Tina Green, the wife of billionaire businessman Sir Philip Green, has joined her husband in being called to face MPs on two select committees to answer questions about the collapse of BHS. Lady Green, a trustee of the company, and Sir Philip will be questioned by the work and pensions committee about where hundreds of millions of pounds went from BHS and how its £571m pension deficit will affect Britain’s Pension Protection Fund, a rescue scheme funded by contributions from other pension pots.
MPs on the business committee also want to question the couple as part of its inquiry into the sale and acquisition of BHS. Sir Philip has been asked to say when he will be available to appear “in the coming weeks” for the special joint hearing for the entrepreneur.
Dominic Chappell, who led a consortium called Retail Acquisitions that bought BHS for £1 last year, is also being called as a witness by MPs.
Frank Field, chair of the committee, said: “The spine of our inquiry is looking at how and where money went out of the company, to whom it went, and how this may have disadvantaged the pensioners.”
Allan Leighton, the chairman of the Co-operative Group, is understood to be considering a rescue bid for part of BHS, nine years after leaving the chain. Administrators, who were appointed last week, are hoping to sell at least part of BHS as a going concern and save some of the 11,000 jobs at risk.
Leighton, a previous boss of Asda and the Royal Mail, is among up to 10 potential bidders looking at buying up to 60 BHS stores, and possibly the brand name, too. Other contenders are believed to include Sports Direct, Edinburgh Woollen Mill owner Philip Day, B&M Stores and Yousuf Bhailok, a Preston-based millionaire property owner.
Sir Philip has also been rumoured to be considering buying back the chain that he sold to the consortium led by Chappell, a former bankrupt.
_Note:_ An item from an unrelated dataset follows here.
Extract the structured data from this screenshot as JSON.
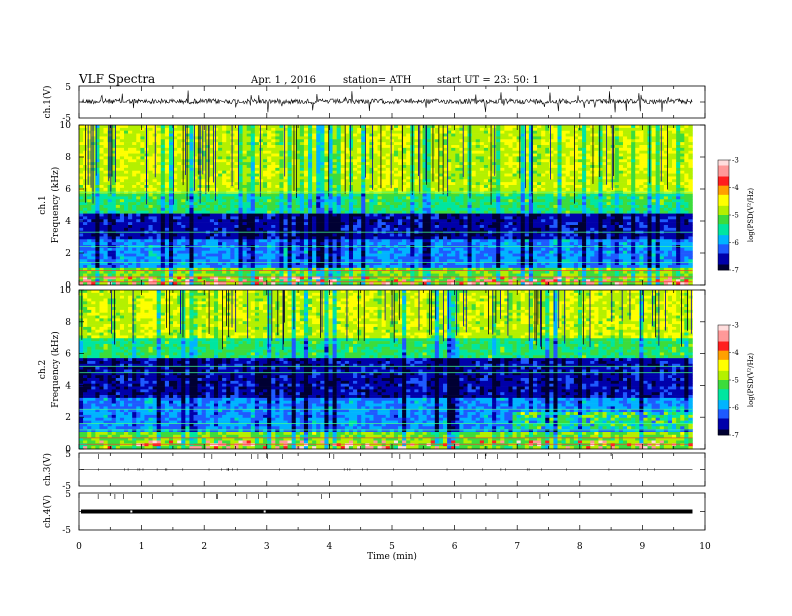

Chappell, who led BHS into administration with debts of £1.3bn, has also claimed he is considering a bid for the company. He said: “We have some angles and we have a reasonable chance of getting a bid in.” A spokesman for BHS said such an idea was “pure fantasy”.
Leighton tried to buy the chain from Green nine years ago, just before the former Asda boss stepped down as chairman of BHS.
The retail heavyweight was chairman of BHS between 2000 and 2007, during which time he was paid more than £2.6m. Under his chairmanship, more than £422m in dividends was paid out to BHS shareholders, including the Green family, ragtrade entrepreneur Richard Caring and Scottish multimillionaire Sir Tom Hunter.
Leighton was not a shareholder, but was responsible for the running of the business, which was profitable throughout his tenure and had net pension assets of £3.4m before tax in March 2008, three months after he left.
Leighton’s interest in buying BHS comes as those involved in the troubled chain’s history are likely to face scrutiny. The Guardian has revealed that former racing driver Chappell could be forced to return millions of pounds paid to his consortium during its controversial 13-month ownership of BHS.
The legal director of BHS has written to Chappell asking him for £50,000 that has not been repaid after he moved £1.5m from the retailer to an obscure corporate vehicle in the days before the store chain’s collapse.
Meanwhile, the BHS administrators are also examining whether loans paid to Retail Acquisitions, Chappell’s consortium, can be called in.
City grandee Paul Myners said there were “big questions that need to be asked about the stewardship of this company under the ownership of Lady Green and the management of Sir Philip Green”.